I read good things about the Visi-Therm Deluxe and so was switching over to them. My main reasons were that I wanted submersibles (have a bunch of HOBs available) and I wanted an easy to adjust dial. The old submersible Ebo Jagars and Hagan Aqua-Clears I have are very difficult to adjust because the knob is completely covered in a loose rubber sheath.

However, I now have two of the Visitherms which appear to cause large fluctuations in aquarium temperature. The 25 watt model I have on my 5 gallon tank has the tank up at 83F even though it is set to 76F now. For several days it was at 77 - 78F then one day I walk in, and it is 5 degrees hotter. I originally had it set to 80 F (female betta tank) and it had the temperature up around 85F. So I lowered it to 76F thinking the calibration was just off. But then I got 76F out of it, which concerned me, but it seemed to be okay for several days. Now, it is back up around 83 F, so I suspect that this heater just gets stuck in an 'On' position without regard to what setting it has. 

I guess I should return them, but I mail ordered them and returns are such a pain.

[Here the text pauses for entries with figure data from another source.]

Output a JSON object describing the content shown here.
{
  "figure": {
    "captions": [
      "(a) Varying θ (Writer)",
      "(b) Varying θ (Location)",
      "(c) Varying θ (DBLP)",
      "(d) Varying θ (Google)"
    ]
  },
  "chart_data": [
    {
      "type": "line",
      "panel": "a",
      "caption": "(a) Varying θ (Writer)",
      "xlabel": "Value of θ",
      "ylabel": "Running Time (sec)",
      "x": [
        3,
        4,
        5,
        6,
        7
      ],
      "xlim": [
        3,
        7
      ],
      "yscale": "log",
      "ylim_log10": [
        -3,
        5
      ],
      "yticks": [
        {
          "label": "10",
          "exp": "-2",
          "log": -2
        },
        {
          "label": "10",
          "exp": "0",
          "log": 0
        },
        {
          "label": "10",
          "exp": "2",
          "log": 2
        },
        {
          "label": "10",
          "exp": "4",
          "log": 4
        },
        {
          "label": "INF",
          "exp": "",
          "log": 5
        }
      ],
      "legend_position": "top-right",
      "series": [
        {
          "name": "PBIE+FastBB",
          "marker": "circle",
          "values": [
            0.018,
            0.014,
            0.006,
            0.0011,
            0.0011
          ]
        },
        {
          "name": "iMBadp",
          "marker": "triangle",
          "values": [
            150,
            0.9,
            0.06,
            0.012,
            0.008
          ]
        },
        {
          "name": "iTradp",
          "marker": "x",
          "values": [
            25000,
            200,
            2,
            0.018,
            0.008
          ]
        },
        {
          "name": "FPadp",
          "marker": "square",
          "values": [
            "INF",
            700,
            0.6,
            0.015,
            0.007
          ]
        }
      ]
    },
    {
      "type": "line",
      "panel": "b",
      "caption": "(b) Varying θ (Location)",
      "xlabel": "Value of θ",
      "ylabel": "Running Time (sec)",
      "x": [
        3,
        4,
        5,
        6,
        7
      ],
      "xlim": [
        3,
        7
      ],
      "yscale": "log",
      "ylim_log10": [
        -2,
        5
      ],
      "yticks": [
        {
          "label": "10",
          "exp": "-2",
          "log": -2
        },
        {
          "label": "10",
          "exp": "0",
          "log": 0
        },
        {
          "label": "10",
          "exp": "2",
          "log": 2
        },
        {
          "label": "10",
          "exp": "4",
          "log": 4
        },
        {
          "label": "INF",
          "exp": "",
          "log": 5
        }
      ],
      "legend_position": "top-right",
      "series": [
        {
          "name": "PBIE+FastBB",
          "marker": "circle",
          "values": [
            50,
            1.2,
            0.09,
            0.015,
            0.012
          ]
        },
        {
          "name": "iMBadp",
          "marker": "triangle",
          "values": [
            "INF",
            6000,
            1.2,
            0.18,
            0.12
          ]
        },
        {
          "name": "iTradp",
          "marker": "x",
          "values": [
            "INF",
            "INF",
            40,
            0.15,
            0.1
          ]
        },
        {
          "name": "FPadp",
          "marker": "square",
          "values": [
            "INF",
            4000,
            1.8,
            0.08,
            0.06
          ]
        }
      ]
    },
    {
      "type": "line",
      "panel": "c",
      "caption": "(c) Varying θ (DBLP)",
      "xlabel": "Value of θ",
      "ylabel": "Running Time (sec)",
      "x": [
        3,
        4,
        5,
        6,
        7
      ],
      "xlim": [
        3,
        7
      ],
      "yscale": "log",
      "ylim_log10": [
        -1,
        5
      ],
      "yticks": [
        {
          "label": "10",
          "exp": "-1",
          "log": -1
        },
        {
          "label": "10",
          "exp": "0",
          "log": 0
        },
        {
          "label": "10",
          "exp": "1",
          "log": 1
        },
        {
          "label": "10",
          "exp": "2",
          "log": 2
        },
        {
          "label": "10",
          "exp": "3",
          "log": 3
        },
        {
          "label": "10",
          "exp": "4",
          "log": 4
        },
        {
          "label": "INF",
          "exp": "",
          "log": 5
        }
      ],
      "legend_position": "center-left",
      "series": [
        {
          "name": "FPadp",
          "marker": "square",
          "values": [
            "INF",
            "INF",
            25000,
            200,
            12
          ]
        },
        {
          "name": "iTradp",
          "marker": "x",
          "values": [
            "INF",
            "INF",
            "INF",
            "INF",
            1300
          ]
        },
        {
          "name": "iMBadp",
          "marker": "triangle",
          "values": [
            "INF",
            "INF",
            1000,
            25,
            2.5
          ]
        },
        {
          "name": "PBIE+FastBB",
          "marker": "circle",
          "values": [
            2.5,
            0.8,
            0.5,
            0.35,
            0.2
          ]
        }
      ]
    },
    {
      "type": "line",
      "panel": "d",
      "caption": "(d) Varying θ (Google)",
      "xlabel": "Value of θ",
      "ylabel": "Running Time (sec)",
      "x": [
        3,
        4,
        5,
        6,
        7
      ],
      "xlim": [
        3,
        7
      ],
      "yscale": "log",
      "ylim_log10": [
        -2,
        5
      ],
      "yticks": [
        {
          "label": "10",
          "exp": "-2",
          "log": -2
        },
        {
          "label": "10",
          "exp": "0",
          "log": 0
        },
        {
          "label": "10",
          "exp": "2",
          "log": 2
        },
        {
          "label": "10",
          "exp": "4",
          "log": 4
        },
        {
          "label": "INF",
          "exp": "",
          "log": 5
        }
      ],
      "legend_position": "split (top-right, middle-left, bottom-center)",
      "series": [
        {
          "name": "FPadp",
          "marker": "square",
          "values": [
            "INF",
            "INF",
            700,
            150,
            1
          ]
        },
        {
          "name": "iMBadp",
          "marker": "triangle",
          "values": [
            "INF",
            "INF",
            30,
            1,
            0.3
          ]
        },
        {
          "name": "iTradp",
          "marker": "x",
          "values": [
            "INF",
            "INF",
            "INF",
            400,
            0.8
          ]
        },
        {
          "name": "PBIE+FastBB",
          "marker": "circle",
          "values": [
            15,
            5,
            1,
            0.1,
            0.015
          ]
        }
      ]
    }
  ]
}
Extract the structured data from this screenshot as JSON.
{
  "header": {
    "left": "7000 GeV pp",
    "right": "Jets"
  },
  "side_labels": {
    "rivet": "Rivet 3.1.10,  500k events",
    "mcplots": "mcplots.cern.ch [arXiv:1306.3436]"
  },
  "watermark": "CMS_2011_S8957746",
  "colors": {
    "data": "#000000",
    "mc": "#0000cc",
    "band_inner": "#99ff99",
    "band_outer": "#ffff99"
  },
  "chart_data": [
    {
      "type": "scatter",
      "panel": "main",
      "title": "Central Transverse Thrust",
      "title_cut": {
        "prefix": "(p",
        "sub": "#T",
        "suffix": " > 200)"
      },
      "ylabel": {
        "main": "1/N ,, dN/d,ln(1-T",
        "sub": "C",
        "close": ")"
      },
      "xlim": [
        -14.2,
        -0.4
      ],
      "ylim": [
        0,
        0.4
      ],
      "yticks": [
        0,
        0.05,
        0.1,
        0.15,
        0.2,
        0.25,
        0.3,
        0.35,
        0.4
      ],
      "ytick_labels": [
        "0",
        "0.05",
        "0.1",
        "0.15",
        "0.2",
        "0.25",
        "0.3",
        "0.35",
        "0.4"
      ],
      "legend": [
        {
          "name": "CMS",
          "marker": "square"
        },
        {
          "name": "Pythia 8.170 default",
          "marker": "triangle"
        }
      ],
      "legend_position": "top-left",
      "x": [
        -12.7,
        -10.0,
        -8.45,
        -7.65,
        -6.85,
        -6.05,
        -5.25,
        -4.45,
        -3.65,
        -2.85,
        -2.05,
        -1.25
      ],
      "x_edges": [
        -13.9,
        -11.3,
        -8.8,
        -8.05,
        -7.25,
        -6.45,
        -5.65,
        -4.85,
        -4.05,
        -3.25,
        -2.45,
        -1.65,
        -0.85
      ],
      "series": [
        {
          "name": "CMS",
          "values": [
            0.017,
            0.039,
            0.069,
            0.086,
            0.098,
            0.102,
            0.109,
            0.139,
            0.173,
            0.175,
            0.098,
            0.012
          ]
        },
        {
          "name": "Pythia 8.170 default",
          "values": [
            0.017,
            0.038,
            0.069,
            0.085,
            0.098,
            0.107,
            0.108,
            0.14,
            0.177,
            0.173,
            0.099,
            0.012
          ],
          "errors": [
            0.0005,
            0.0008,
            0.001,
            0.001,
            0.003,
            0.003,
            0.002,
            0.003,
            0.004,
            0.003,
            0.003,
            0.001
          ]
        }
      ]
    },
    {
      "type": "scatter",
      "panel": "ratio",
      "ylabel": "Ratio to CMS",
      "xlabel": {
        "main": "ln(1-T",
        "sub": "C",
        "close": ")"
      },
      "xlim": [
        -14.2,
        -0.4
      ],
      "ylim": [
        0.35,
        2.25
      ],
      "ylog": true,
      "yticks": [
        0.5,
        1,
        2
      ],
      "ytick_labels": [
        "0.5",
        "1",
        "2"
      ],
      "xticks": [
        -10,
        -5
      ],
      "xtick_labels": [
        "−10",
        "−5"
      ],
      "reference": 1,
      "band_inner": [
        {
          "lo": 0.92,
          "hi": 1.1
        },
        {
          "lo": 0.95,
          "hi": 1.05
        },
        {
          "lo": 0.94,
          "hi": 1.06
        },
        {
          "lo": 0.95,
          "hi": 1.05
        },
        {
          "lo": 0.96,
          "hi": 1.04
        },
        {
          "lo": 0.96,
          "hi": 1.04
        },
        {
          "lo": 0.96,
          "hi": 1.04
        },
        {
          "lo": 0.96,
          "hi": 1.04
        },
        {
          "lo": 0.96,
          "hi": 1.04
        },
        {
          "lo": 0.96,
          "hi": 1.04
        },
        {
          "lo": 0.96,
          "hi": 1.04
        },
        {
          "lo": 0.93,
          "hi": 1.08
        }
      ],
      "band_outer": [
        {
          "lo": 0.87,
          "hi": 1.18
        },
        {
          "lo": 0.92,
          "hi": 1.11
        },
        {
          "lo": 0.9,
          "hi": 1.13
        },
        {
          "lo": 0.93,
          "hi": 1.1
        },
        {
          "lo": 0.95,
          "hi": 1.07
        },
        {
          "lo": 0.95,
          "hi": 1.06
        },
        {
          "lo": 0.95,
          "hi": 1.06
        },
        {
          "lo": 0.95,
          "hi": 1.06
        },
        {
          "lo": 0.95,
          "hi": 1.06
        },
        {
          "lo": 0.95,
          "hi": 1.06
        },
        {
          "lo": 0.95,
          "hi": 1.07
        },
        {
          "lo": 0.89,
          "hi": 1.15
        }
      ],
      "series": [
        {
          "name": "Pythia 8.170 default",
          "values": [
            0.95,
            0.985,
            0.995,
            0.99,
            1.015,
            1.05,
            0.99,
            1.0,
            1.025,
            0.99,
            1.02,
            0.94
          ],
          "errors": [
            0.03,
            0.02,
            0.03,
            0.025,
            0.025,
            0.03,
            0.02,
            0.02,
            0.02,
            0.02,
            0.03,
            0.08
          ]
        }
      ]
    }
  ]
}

To tell you the truth, the best aquarium heaters I've used so far are the Penn-Plax Therma-Flow PC Plus heaters. Well, that's what they call them now. I don't know what they were 20 years ago when I bought mine. They may be HOB, but they're easy to adjust and I've never had one fail in any way.

If they were easier to adjust (and perhaps they are now, my examples are 20 years old) then the Hagan AquaClear heaters would be my first choice. They're small, unobtrusive and I've found them to be very very reliable.


----------



## Brooklyn Plant Guy (May 23, 2008)

I have mostly canister filters and my heater of choice has become the Hydor ETH. It's an external heater which gets spliced inline to the canister filter output hose. They work great and I don't have to see them inside the aquarium or get my hands wet to adjust the temp. It comes in 200 watt and 300 watt models.


----------